If I swap the T distribution in the closure with, e.g., a Normal, everything works fine. Are there any alternative packages for Julia that allow me to use a AutoDiff friendly T distribution? Or does anyone know a better trick to solve that problem? I can write down the cdf/quantile function analytically but only for a few selected cases unfortunately.
Perhaps using HypergeometricFunctions.jl would be acceptable? I doubt this is as fast or robust as some other options, but in easy tests it seems to be fine:
using StatsFuns, SpecialFunctions, HypergeometricFunctions, ForwardDiff, FiniteDifferences
# not thoughtfully written at all
function tcdf(v, x)
1/2 + x*gamma((v+1)/2)*_₂F₁(1/2, (v+1)/2, 3/2, -x*x/v)/(sqrt(pi*v)*gamma(v/2))
end
# CDF check:
@assert tcdf(1.1, 3.1) ≈ StatsFuns.tdistcdf(1.1, 3.1)
# Forward auto check:
@assert isapprox(ForwardDiff.derivative(_v->tcdf(_v, 3.1), 1.1),
central_fdm(10,1)(_v->tcdf(_v, 3.1), 1.1))

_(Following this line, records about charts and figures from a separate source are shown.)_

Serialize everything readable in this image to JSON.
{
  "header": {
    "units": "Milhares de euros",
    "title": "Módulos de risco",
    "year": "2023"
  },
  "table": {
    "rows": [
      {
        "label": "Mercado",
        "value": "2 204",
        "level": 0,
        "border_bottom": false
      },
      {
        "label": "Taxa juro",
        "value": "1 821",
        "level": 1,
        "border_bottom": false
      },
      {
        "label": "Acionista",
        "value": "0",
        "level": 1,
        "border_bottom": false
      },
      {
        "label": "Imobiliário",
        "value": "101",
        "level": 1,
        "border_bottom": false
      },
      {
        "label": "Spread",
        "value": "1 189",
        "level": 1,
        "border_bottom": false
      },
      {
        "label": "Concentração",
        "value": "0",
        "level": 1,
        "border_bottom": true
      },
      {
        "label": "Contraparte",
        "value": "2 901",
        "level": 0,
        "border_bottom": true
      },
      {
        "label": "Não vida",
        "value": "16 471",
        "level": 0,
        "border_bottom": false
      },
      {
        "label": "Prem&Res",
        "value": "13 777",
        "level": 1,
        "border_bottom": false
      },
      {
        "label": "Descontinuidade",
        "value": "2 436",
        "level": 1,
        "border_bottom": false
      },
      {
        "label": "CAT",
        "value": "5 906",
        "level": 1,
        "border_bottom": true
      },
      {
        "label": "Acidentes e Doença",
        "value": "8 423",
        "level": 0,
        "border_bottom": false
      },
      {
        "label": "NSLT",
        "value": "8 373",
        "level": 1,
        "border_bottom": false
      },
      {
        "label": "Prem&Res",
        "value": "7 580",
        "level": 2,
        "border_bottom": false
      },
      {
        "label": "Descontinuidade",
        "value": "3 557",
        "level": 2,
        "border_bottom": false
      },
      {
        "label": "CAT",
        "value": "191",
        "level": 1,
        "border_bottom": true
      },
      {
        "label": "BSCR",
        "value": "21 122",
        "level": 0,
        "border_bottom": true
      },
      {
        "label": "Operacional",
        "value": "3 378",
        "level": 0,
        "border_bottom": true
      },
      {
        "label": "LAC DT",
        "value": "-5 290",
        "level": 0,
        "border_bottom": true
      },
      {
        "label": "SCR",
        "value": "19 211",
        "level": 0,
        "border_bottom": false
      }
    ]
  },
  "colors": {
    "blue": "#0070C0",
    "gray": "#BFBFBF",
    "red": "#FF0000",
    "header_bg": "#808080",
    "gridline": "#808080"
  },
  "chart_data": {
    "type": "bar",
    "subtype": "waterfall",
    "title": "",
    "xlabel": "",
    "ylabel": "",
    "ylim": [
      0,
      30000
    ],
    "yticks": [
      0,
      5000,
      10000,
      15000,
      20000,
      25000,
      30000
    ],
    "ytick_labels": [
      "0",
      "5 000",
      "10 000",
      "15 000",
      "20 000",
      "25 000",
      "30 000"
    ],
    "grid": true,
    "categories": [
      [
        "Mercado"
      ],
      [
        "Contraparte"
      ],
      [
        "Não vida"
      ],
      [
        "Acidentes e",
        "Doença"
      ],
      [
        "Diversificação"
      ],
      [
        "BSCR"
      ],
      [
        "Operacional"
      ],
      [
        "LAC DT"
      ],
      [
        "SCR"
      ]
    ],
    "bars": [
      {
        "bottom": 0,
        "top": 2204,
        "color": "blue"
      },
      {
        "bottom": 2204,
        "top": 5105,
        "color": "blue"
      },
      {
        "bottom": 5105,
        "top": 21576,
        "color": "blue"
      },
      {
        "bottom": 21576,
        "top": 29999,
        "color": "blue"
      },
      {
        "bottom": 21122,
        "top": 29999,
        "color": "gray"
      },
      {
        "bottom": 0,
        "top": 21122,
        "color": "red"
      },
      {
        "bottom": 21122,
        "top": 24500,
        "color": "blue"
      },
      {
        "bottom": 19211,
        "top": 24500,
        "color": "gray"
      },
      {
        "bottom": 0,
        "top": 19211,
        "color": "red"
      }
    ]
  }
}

Obviously it’s preferable to have rules than to hope that ForwardDiff will pass through every branch of a function like that and give you the correct output—I had this fight with besselk a while ago, and it was an enormous pain to sort out…so I would guess the issue is even worse for a much more complicated function like 2F1.
For the quantile function, you could use a root finder on this CDF and ImplicitDifferentiation.jl to get the derivatives.
Again, though, it’s not obvious at all that a code implementation of 2F1 will give correct auto-derivatives of 2F1, so you should probably write a lot of tests that try to cover your uses cases and domain region and stuff.
I checked the manual implementation of the cdf with HypergeometricFunctions and it does work for my example! Unfortunately, it seems to segfault for quite a wide range of parameter values, making it difficult to work with.
I adjusted my expectations a bit and will try to define a custom Chainrules rule for my case to work.